I thought women only fought over dresses in movies. But it turns out that two otherwise rational, peaceable fashion lovers can unleash their inner demons when they both want the same dress. Especially when that dress is a sensible gray tweed designed by Oscar de la Renta.
My mother loved fashion. She collected dresses and suits and heels and sweater sets for 40 years before she passed away in March. There was a vintage ultra-suede coat with fur trim and matching pants designed by Halston in the 1970s. An assortment of Bill Blass dresses from the 1980s in every pattern under the moon: checkerboard, floral, polka-dot, paisley, chevron, plaid, wide-striped, thin-striped and zig-zag-striped. Chanel suits that harken back to the days when ladies lunched and set their hair in rollers overnight. Oscar de la Renta in that smart tweed, but also with hand-stitched appliqués, crocheted cuffs and flouncy skirts.
I’d need all the pages of a book to describe them.
Of course, I knew she had amassed this collection. But the scale and specificity of it was largely abstract until I met Patric Richardson, owner of Northeast dress shop Mona Williams, and two of his friends at my dad’s house in early September. Together, we stripped the closets of all their hidden finery, carrying armful by armful up and down flights of stairs to the rented U-Haul van outside. After a careful inventory, the plan was to sell the pieces at a private collection sale at the end of that month.
Thus came the ladies who fought over that dress on the sale’s opening night. And other ladies who paraded around in the dresses my mom wore on dinner dates with my dad, to an occasional Symphony Ball and to make rounds at the hospital. Fashion stylists puttered around, holding dresses up to the light, inspecting the seams. And fashionistas carefully paraded around in their red-bottomed Louboutin heels while doing what they probably do best: being stared at.
I noticed all of this, of course. But mostly, I just wandered around the perimeter of the room at International Market Square, remembering things. Lots of things. I’d never seen my mom’s entire collection at once. So I also spent a fair amount of time at the center of the room just taking it all in.

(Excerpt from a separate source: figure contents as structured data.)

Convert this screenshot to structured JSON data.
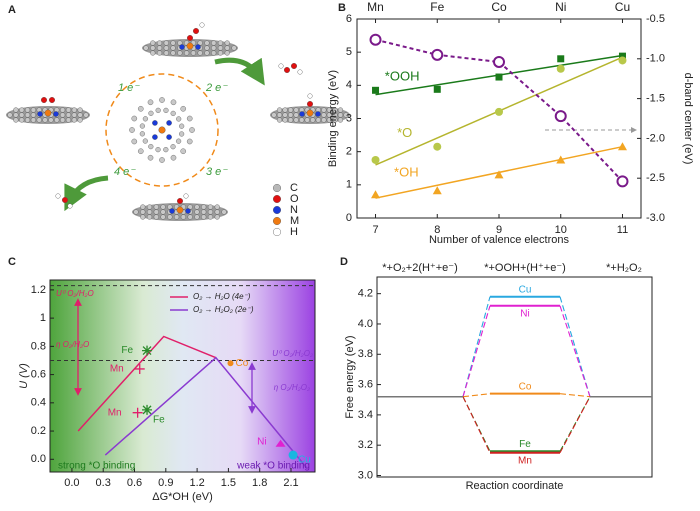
{
  "panel_labels": [
    "A",
    "B",
    "C",
    "D"
  ],
  "diagram": {
    "electrons": [
      "1 e⁻",
      "2 e⁻",
      "3 e⁻",
      "4 e⁻"
    ],
    "legend": [
      {
        "label": "C",
        "color": "#b8b8b8"
      },
      {
        "label": "O",
        "color": "#e01010"
      },
      {
        "label": "N",
        "color": "#1a3ad8"
      },
      {
        "label": "M",
        "color": "#f07a10"
      },
      {
        "label": "H",
        "color": "#ffffff"
      }
    ]
  },
  "chart_data": [
    {
      "type": "scatter",
      "categories": [
        "Mn",
        "Fe",
        "Co",
        "Ni",
        "Cu"
      ],
      "x": [
        7,
        8,
        9,
        10,
        11
      ],
      "xlim": [
        6.7,
        11.3
      ],
      "xticks": [
        7,
        8,
        9,
        10,
        11
      ],
      "ylim": [
        0,
        6
      ],
      "yticks": [
        0,
        1,
        2,
        3,
        4,
        5,
        6
      ],
      "y2lim": [
        -3,
        -0.5
      ],
      "y2ticks": [
        {
          "value": -3,
          "label": "-3.0"
        },
        -2.5,
        {
          "value": -2,
          "label": "-2.0"
        },
        -1.5,
        {
          "value": -1,
          "label": "-1.0"
        },
        -0.5
      ],
      "x_label": "Number of valence electrons",
      "y_label": "Binding energy (eV)",
      "y2_label": "d-band center (eV)",
      "fit_x": [
        7,
        11
      ],
      "series": [
        {
          "name": "*OOH",
          "color": "#1a7a1a",
          "marker": "square",
          "values": [
            3.85,
            3.88,
            4.25,
            4.8,
            4.88
          ],
          "fit": [
            3.72,
            4.9
          ]
        },
        {
          "name": "*O",
          "color": "#b5b52e",
          "marker": "circle",
          "values": [
            1.75,
            2.15,
            3.2,
            4.5,
            4.75
          ],
          "fit": [
            1.6,
            4.85
          ]
        },
        {
          "name": "*OH",
          "color": "#f2a522",
          "marker": "triangle",
          "values": [
            0.7,
            0.82,
            1.3,
            1.75,
            2.15
          ],
          "fit": [
            0.6,
            2.15
          ]
        },
        {
          "name": null,
          "color": "#7a1a8a",
          "marker": "open-circle",
          "axis": "y2",
          "values": [
            -0.76,
            -0.95,
            -1.04,
            -1.72,
            -2.54
          ]
        }
      ]
    },
    {
      "type": "line",
      "xlim": [
        -0.21,
        2.33
      ],
      "xticks": [
        {
          "value": 0,
          "label": "0.0"
        },
        0.3,
        0.6,
        0.9,
        1.2,
        1.5,
        1.8,
        2.1
      ],
      "ylim": [
        -0.09,
        1.27
      ],
      "yticks": [
        {
          "value": 0,
          "label": "0.0"
        },
        0.2,
        0.4,
        0.6,
        0.8,
        1,
        1.2
      ],
      "x_label": "ΔG*OH (eV)",
      "y_label": "U (V)",
      "hlines": [
        1.23,
        0.7
      ],
      "series": [
        {
          "name": "O₂ → H₂O (4e⁻)",
          "color": "#e0206a",
          "x": [
            0.06,
            0.88,
            1.38
          ],
          "values": [
            0.2,
            0.87,
            0.72
          ]
        },
        {
          "name": "O₂ → H₂O₂ (2e⁻)",
          "color": "#8a3ad0",
          "x": [
            0.32,
            1.38,
            2.25
          ],
          "values": [
            0.03,
            0.72,
            -0.06
          ]
        }
      ],
      "points": [
        {
          "name": "Fe",
          "x": 0.72,
          "value": 0.77,
          "color": "#2a8a2a",
          "marker": "star"
        },
        {
          "name": "Mn",
          "x": 0.65,
          "value": 0.64,
          "color": "#e0206a",
          "marker": "plus"
        },
        {
          "name": "Mn",
          "x": 0.63,
          "value": 0.33,
          "color": "#e0206a",
          "marker": "plus"
        },
        {
          "name": "Fe",
          "x": 0.72,
          "value": 0.35,
          "color": "#2a8a2a",
          "marker": "star"
        },
        {
          "name": "Co",
          "x": 1.52,
          "value": 0.68,
          "color": "#f08a1a",
          "marker": "circle"
        },
        {
          "name": "Ni",
          "x": 2.0,
          "value": 0.11,
          "color": "#e020d0",
          "marker": "triangle"
        },
        {
          "name": "Cu",
          "x": 2.12,
          "value": 0.03,
          "color": "#19b6e0",
          "marker": "circle"
        }
      ],
      "annotations": [
        "U⁰ O₂/H₂O",
        "η O₂/H₂O",
        "U⁰ O₂/H₂O₂",
        "η O₂/H₂O₂",
        "strong *O binding",
        "weak *O binding"
      ]
    },
    {
      "type": "step",
      "categories": [
        "*+O₂+2(H⁺+e⁻)",
        "*+OOH+(H⁺+e⁻)",
        "*+H₂O₂"
      ],
      "x_label": "Reaction coordinate",
      "y_label": "Free energy (eV)",
      "ylim": [
        2.99,
        4.31
      ],
      "yticks": [
        {
          "value": 3,
          "label": "3.0"
        },
        3.2,
        3.4,
        3.6,
        3.8,
        {
          "value": 4,
          "label": "4.0"
        },
        4.2
      ],
      "level_color": "#777777",
      "series": [
        {
          "name": "Cu",
          "color": "#29a8e0",
          "values": [
            3.52,
            4.18,
            3.52
          ]
        },
        {
          "name": "Ni",
          "color": "#e020d0",
          "values": [
            3.52,
            4.12,
            3.52
          ]
        },
        {
          "name": "Co",
          "color": "#f08a1a",
          "values": [
            3.52,
            3.54,
            3.52
          ]
        },
        {
          "name": "Fe",
          "color": "#2a8a2a",
          "values": [
            3.52,
            3.16,
            3.52
          ]
        },
        {
          "name": "Mn",
          "color": "#d02020",
          "values": [
            3.52,
            3.15,
            3.52
          ]
        }
      ]
    }
  ]
}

Before and after the sale ended, my mom’s collection had generated some buzz with local publications and fashion blogs. But they got a few things wrong. First things first, my mom was not a society lady; she was not a lady who lunched. She was one of six women in her graduating medical-school class. When she and my dad moved to North Oaks, where I was raised, she went to one “ladies meeting,” as they were called. As a working woman, she had nothing in common with most of the other ladies. Plus, she hated lunch. So she never went back.
My mom worked for her collection. She used to spend a couple of hours here and there folding towels and sweaters at the old Dayton’s store in Minneapolis to earn fistfuls of discount coupons. She also had a friend who worked in the Oval Room and would “hide” certain items when she knew they were about to go on sale. In other words, my mom’s collection owes a lot to friendship and coupons.
Somewhere along the way, my mom invented a method of preserving the shape and condition of her clothes – almost as if she knew that, one day, other fashion lovers would enjoy them. During the summer when I turned 10, she enlisted my sister and I to help her stuff every piece of clothing with tissue paper. We rolled batons of tissue paper to stuff into the sleeves. We folded thin pieces of tissue paper under the collars of blouses and jackets. We pushed tissue paper into the chests of every single dress so they looked like headless linebackers. Then we slid each piece of clothing into a blue plastic bag before it was hung back in the closet.
It had to be blue plastic. And I still dream about that summer of tissue paper.
Growing up, I never played with my mom’s clothes. I simply knew they were off-limits. And then, I was far more interested in terrorizing frogs and dragging rusty-dusty things from the basement to furnish forts in the woods.
My mom dressed up for work and special occasions – but she spent most of her time at home in paint-splattered jeans and t-shirts or old pajamas. She was always painting a door or a wall in the house or riding her stationary bike while CNN droned in the background. So her fashion collection was always foreign and unknowable.
But to see it all displayed at once. That was something different. There was a billowing story told in colors and patterns and fabrics. And it was my mom’s story.